Orthogonal Lie algebras for degenerate bilinear forms

Question

Let $\mathbb{K}$ be a field such that $\mathrm{char}(\mathbb{K}) \neq 0$, let $V$ be an $n$-dimensional $\mathbb{K}$-vector space, and let $\sigma:V \times V \to V$ be a bilinear form. If $\sigma$ is non-degenerate then we know that the Lie algebra $$ {\frak o}_{\sigma}(V) := [A \in {\frak gl}(V) : \sigma(Av,w) = - \sigma(v,Aw)] $$ is contained in the special linear algebra ${\frak sl}(V)$. Is this true in the case that $\sigma \neq 0$ is degenerate? Does it still hold true for non-zero characteristic?

Answer 1

If $\sigma$ is represented by a matrix $B$, so $\sigma(v,w)=v^\top Bw$, then the condition on $A$ becomes $A^\top B=-BA$. If $\sigma$ is non-degenerate, then we get $\text{tr}(A)=\text{tr}(A^\top)=\text{tr}(-BAB^{-1})=-\text{tr}(A)$ and thus $\text{tr}(A)=0$ if the characteristic is not $2$.

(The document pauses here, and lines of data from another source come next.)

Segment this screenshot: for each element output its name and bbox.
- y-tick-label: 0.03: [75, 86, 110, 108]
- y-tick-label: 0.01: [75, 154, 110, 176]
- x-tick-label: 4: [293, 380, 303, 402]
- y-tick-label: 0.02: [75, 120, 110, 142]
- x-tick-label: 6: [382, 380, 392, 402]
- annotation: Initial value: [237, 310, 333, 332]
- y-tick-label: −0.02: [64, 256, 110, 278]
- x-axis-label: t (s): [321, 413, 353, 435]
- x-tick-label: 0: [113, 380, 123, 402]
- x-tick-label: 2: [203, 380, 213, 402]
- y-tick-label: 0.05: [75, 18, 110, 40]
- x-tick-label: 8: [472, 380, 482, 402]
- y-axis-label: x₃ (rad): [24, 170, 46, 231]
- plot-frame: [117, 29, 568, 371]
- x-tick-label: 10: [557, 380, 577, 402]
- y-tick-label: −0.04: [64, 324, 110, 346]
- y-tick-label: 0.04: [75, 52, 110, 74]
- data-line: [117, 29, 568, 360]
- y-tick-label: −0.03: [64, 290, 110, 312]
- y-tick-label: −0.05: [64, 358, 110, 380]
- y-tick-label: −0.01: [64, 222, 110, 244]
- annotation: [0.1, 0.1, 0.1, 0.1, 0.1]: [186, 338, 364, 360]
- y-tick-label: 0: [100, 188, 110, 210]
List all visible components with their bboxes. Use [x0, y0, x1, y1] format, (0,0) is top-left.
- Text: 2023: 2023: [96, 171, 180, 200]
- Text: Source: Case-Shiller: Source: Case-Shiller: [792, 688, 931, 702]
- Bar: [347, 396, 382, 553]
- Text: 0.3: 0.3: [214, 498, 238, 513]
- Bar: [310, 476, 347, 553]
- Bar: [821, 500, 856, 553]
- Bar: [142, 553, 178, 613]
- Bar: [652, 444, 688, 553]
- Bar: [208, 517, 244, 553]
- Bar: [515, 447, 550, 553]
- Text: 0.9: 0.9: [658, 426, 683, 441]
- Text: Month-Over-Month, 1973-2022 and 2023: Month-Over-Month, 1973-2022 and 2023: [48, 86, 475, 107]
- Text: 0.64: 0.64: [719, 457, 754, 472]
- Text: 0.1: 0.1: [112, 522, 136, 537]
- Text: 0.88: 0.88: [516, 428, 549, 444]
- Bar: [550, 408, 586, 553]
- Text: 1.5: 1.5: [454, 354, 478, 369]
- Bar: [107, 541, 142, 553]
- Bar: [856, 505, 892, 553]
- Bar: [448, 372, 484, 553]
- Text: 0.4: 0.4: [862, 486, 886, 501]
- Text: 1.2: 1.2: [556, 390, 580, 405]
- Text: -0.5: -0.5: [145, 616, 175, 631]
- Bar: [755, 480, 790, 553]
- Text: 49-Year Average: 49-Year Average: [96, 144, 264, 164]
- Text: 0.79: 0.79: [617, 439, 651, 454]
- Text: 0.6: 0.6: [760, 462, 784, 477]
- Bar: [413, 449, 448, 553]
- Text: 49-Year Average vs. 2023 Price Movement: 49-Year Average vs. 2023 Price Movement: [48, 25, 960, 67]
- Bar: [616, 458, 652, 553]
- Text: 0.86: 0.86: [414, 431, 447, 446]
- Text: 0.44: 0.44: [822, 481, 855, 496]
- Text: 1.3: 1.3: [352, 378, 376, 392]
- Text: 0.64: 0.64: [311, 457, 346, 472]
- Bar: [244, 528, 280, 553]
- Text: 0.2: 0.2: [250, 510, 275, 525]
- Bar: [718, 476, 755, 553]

For degenerate $\sigma$, take $B=\begin{bmatrix}1&0\\0&0\end{bmatrix}$ and $A=\begin{bmatrix}0&0\\0&1\end{bmatrix}$. It is clear that $A^\top B=-BA=0$, but $\text{tr}(A)\neq0$, so $A$ is not in $\mathfrak{sl}(\mathbb K^2)$.

For non-degenerate $\sigma$ in characteristic $2$, take $B=\begin{bmatrix}1&0\\0&1\end{bmatrix}$ and $A=\begin{bmatrix}0&0\\0&1\end{bmatrix}$.